I am successful in setting up a spark structured streaming to monitor raw/GTest/abc for parquet files coming in, and writing the results out to console.
def process_row(df, epoch_id):
df.show()
# Structured Streaming
(
self.spark
.readStream
.format("parquet")
.option("maxFilesPerTrigger", 20)
.option("inferSchema", "true")
.load("s3a://storage-layer/raw/GTest/abc/*")
.writeStream
.format("console")
.outputMode("append")
.trigger(processingTime="5 seconds")
# .foreachBatch(process_row)
.start()
.awaitTermination()
)
My problem is, how can i set up 1 structured streaming app to readStream from the upper folder: storage-layer/raw/* do some processing on it, and save it into a completely different folder / bucket in s3?

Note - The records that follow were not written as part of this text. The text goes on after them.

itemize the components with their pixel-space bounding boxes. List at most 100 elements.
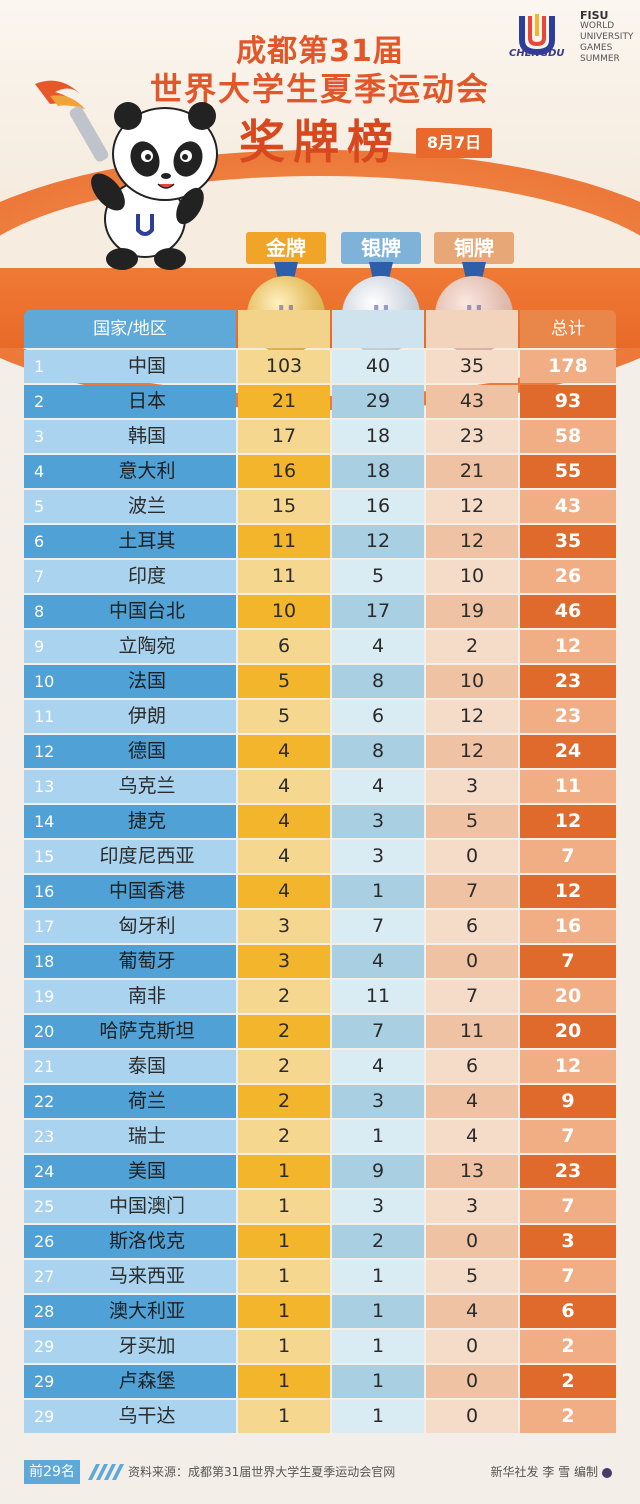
silver-cell: 1	[332, 1295, 424, 1328]
table-row: 29 乌干达 1 1 0 2	[24, 1400, 616, 1433]
table-row: 5 波兰 15 16 12 43	[24, 490, 616, 523]
table-row: 10 法国 5 8 10 23	[24, 665, 616, 698]
country-cell: 中国	[58, 350, 236, 383]
total-cell: 23	[520, 665, 616, 698]
total-cell: 12	[520, 805, 616, 838]
total-cell: 2	[520, 1365, 616, 1398]
country-cell: 瑞士	[58, 1120, 236, 1153]
country-cell: 日本	[58, 385, 236, 418]
gold-cell: 2	[238, 1085, 330, 1118]
bronze-cell: 21	[426, 455, 518, 488]
table-row: 3 韩国 17 18 23 58	[24, 420, 616, 453]
stripes-decoration-icon	[88, 1464, 124, 1480]
rank-cell: 25	[24, 1190, 58, 1223]
silver-cell: 18	[332, 420, 424, 453]
total-cell: 93	[520, 385, 616, 418]
table-row: 11 伊朗 5 6 12 23	[24, 700, 616, 733]
table-row: 1 中国 103 40 35 178	[24, 350, 616, 383]
rank-cell: 28	[24, 1295, 58, 1328]
bronze-cell: 35	[426, 350, 518, 383]
bronze-cell: 4	[426, 1295, 518, 1328]
rank-cell: 22	[24, 1085, 58, 1118]
silver-cell: 17	[332, 595, 424, 628]
total-cell: 7	[520, 1120, 616, 1153]
country-cell: 美国	[58, 1155, 236, 1188]
credit-dot-icon	[602, 1467, 612, 1478]
silver-cell: 1	[332, 1330, 424, 1363]
gold-cell: 2	[238, 1015, 330, 1048]
bronze-cell: 19	[426, 595, 518, 628]
rank-cell: 4	[24, 455, 58, 488]
gold-cell: 1	[238, 1225, 330, 1258]
gold-cell: 4	[238, 735, 330, 768]
silver-medal-label: 银牌	[341, 232, 421, 264]
bronze-cell: 0	[426, 945, 518, 978]
silver-cell: 4	[332, 630, 424, 663]
silver-cell: 4	[332, 945, 424, 978]
rank-cell: 20	[24, 1015, 58, 1048]
gold-cell: 11	[238, 560, 330, 593]
table-row: 13 乌克兰 4 4 3 11	[24, 770, 616, 803]
rank-cell: 7	[24, 560, 58, 593]
gold-cell: 11	[238, 525, 330, 558]
gold-cell: 1	[238, 1190, 330, 1223]
total-cell: 7	[520, 945, 616, 978]
country-cell: 乌克兰	[58, 770, 236, 803]
rank-cell: 14	[24, 805, 58, 838]
bronze-cell: 7	[426, 875, 518, 908]
country-cell: 牙买加	[58, 1330, 236, 1363]
footer-tag: 前29名	[24, 1460, 80, 1484]
silver-cell: 3	[332, 840, 424, 873]
rank-cell: 16	[24, 875, 58, 908]
gold-cell: 4	[238, 840, 330, 873]
total-cell: 26	[520, 560, 616, 593]
header-gold	[238, 310, 330, 348]
country-cell: 马来西亚	[58, 1260, 236, 1293]
header-silver	[332, 310, 424, 348]
bronze-cell: 6	[426, 910, 518, 943]
silver-cell: 29	[332, 385, 424, 418]
bronze-cell: 6	[426, 1050, 518, 1083]
table-row: 17 匈牙利 3 7 6 16	[24, 910, 616, 943]
silver-cell: 12	[332, 525, 424, 558]
silver-cell: 1	[332, 875, 424, 908]
total-cell: 35	[520, 525, 616, 558]
silver-cell: 3	[332, 805, 424, 838]
chengdu-logo-text: CHENGDU	[509, 48, 565, 59]
total-cell: 24	[520, 735, 616, 768]
bronze-cell: 43	[426, 385, 518, 418]
gold-cell: 5	[238, 665, 330, 698]
bronze-cell: 0	[426, 1330, 518, 1363]
rank-cell: 9	[24, 630, 58, 663]
total-cell: 46	[520, 595, 616, 628]
silver-cell: 5	[332, 560, 424, 593]
silver-cell: 7	[332, 910, 424, 943]
table-row: 21 泰国 2 4 6 12	[24, 1050, 616, 1083]
total-cell: 12	[520, 875, 616, 908]
rank-cell: 12	[24, 735, 58, 768]
bronze-cell: 2	[426, 630, 518, 663]
rank-cell: 5	[24, 490, 58, 523]
panda-mascot-icon	[35, 80, 218, 270]
table-row: 27 马来西亚 1 1 5 7	[24, 1260, 616, 1293]
table-row: 18 葡萄牙 3 4 0 7	[24, 945, 616, 978]
gold-cell: 4	[238, 805, 330, 838]
bronze-cell: 5	[426, 1260, 518, 1293]
gold-cell: 2	[238, 980, 330, 1013]
bronze-cell: 10	[426, 665, 518, 698]
silver-cell: 7	[332, 1015, 424, 1048]
total-cell: 23	[520, 1155, 616, 1188]
header-country: 国家/地区	[24, 310, 236, 348]
chengdu-logo-icon	[519, 14, 555, 56]
table-row: 23 瑞士 2 1 4 7	[24, 1120, 616, 1153]
footer-source: 资料来源：成都第31届世界大学生夏季运动会官网	[128, 1465, 396, 1479]
gold-medal-label: 金牌	[246, 232, 326, 264]
silver-cell: 1	[332, 1260, 424, 1293]
fisu-title: FISU	[580, 9, 609, 22]
country-cell: 韩国	[58, 420, 236, 453]
rank-cell: 18	[24, 945, 58, 978]
country-cell: 印度	[58, 560, 236, 593]
total-cell: 9	[520, 1085, 616, 1118]
gold-cell: 1	[238, 1260, 330, 1293]
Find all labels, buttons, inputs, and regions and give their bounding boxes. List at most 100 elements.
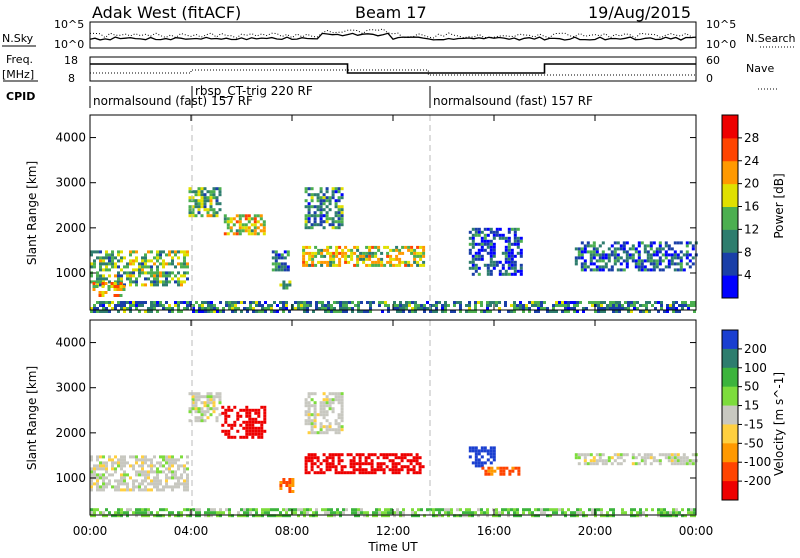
heatmap-cell bbox=[231, 514, 234, 518]
heatmap-cell bbox=[609, 304, 612, 307]
heatmap-cell bbox=[257, 411, 261, 415]
heatmap-cell bbox=[335, 248, 339, 252]
heatmap-cell bbox=[648, 310, 651, 313]
heatmap-cell bbox=[634, 259, 638, 263]
heatmap-cell bbox=[604, 256, 608, 260]
heatmap-cell bbox=[101, 282, 105, 285]
heatmap-cell bbox=[105, 253, 108, 257]
heatmap-cell bbox=[332, 251, 336, 255]
heatmap-cell bbox=[216, 514, 219, 518]
heatmap-cell bbox=[507, 254, 511, 258]
heatmap-cell bbox=[114, 485, 117, 489]
heatmap-cell bbox=[666, 304, 669, 307]
heatmap-cell bbox=[370, 468, 374, 472]
heatmap-cell bbox=[230, 426, 234, 430]
heatmap-cell bbox=[319, 428, 323, 432]
heatmap-cell bbox=[253, 226, 257, 230]
heatmap-cell bbox=[342, 310, 345, 313]
heatmap-cell bbox=[398, 248, 402, 252]
heatmap-cell bbox=[474, 230, 478, 234]
heatmap-cell bbox=[592, 241, 596, 245]
heatmap-cell bbox=[313, 453, 317, 457]
heatmap-cell bbox=[108, 253, 111, 257]
heatmap-cell bbox=[171, 458, 174, 462]
heatmap-cell bbox=[102, 464, 105, 468]
colorbar-tick-label: 28 bbox=[744, 131, 759, 145]
heatmap-cell bbox=[331, 193, 335, 197]
heatmap-cell bbox=[346, 471, 350, 475]
heatmap-cell bbox=[570, 511, 573, 515]
heatmap-cell bbox=[639, 511, 642, 515]
heatmap-cell bbox=[159, 274, 162, 278]
heatmap-cell bbox=[631, 247, 635, 251]
heatmap-cell bbox=[516, 269, 520, 273]
heatmap-cell bbox=[471, 236, 475, 240]
heatmap-cell bbox=[236, 411, 240, 415]
heatmap-cell bbox=[621, 511, 624, 515]
heatmap-cell bbox=[183, 274, 186, 278]
heatmap-cell bbox=[540, 304, 543, 307]
heatmap-cell bbox=[218, 413, 222, 417]
heatmap-cell bbox=[177, 256, 180, 260]
heatmap-cell bbox=[522, 307, 525, 310]
heatmap-cell bbox=[313, 223, 317, 227]
heatmap-cell bbox=[113, 294, 117, 297]
heatmap-cell bbox=[319, 422, 323, 426]
heatmap-cell bbox=[418, 468, 422, 472]
heatmap-cell bbox=[576, 310, 579, 313]
heatmap-cell bbox=[634, 250, 638, 254]
heatmap-cell bbox=[654, 301, 657, 304]
heatmap-cell bbox=[340, 416, 344, 420]
heatmap-cell bbox=[264, 301, 267, 304]
heatmap-cell bbox=[354, 511, 357, 515]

I have taken a look at foreachBatch above, but i'm not sure how to set it up such that it can achieve the end result. I get the error message Unable to infer schema for Parquet. It must be specified manually.
Example of end result:
parquet files saving into s3
storage-layer/raw/GTest/abc-> structured streamed + processed intostorage-layer/processed/GTest/abcas parquet file.parquet files saving into s3
storage-layer/raw/HTest/xyz-> structured streamed + processed intostorage-layer/processed/HTest/xyzas parquet file.